The dictionary translates the phrase as "in the eyes of everybody". But I am curious about the logic behind the phrase. Because if one starts translating the phrase word by word, it would seemingly involve "a hand" and "the Sun" as if someone was trying to cover the Sun with his hand.


----------



## analeeh

I think this is _el_ in the sense of 'other people'.


----------



## shafaq

analeeh said:


> I think this is _el_ in the sense of 'other people'.




el=stranger; people (as well as "hand")
gün=sun; day; day time

"gün" in this saying means "in an incontrovertible clearity"  metaphorically.
So ""in the eyes of everybody and in an incontrovertible clearity"


----------



## Sirius77

You don't need to translate it word by word since it's an idiom. It means "against everyone".


----------



## analeeh

Sirius77 said:


> You don't need to translate it word by word since it's an idiom. It means "against everyone".

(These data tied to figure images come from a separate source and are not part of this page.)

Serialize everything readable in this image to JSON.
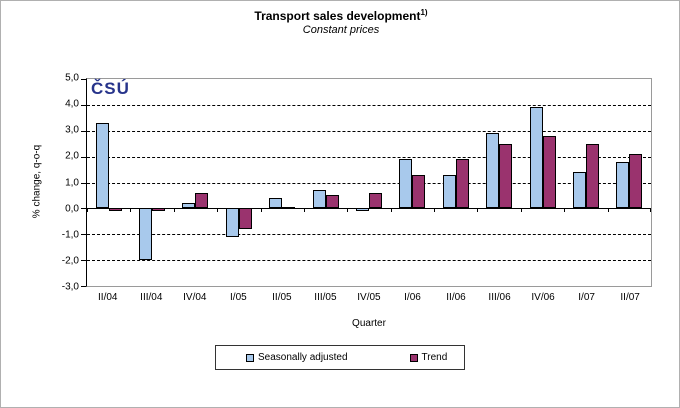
{
  "header": {
    "title": "Transport sales development",
    "title_note": "1)",
    "subtitle": "Constant prices"
  },
  "logo": {
    "text": "ČSÚ",
    "color": "#27348B"
  },
  "chart_data": {
    "type": "bar",
    "title": "Transport sales development 1)",
    "subtitle": "Constant prices",
    "categories": [
      "II/04",
      "III/04",
      "IV/04",
      "I/05",
      "II/05",
      "III/05",
      "IV/05",
      "I/06",
      "II/06",
      "III/06",
      "IV/06",
      "I/07",
      "II/07"
    ],
    "series": [
      {
        "name": "Seasonally adjusted",
        "color": "#A8C9EC",
        "values": [
          3.3,
          -2.0,
          0.2,
          -1.1,
          0.4,
          0.7,
          -0.1,
          1.9,
          1.3,
          2.9,
          3.9,
          1.4,
          1.8
        ]
      },
      {
        "name": "Trend",
        "color": "#9A336E",
        "values": [
          -0.1,
          -0.1,
          0.6,
          -0.8,
          0.05,
          0.5,
          0.6,
          1.3,
          1.9,
          2.5,
          2.8,
          2.5,
          2.1
        ]
      }
    ],
    "xlabel": "Quarter",
    "ylabel": "% change, q-o-q",
    "ylim": [
      -3,
      5
    ],
    "ytick_step": 1,
    "ytick_labels": [
      "5,0",
      "4,0",
      "3,0",
      "2,0",
      "1,0",
      "0,0",
      "-1,0",
      "-2,0",
      "-3,0"
    ],
    "grid": "horizontal-dashed",
    "legend_position": "bottom"
  },
  "legend": {
    "items": [
      {
        "label": "Seasonally adjusted"
      },
      {
        "label": "Trend"
      }
    ]
  }
}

Does it? It seems to mean 'in the eyes of everybody' or 'out in the open'.


----------



## shafaq

analeeh said:


> Does it? It seems to mean 'in the eyes of everybody' or 'out in the open'.


You are right.
I think sirius77 missed what jbionic2010 asked in the  #1 and treats and translates the idiom as an ordinary phrase opposing his/her argument.
"ele güne karşı" as whole means "in the eyes of everybody"; in front of everybody

"Karşı" here must not be treated as a discrete word.


----------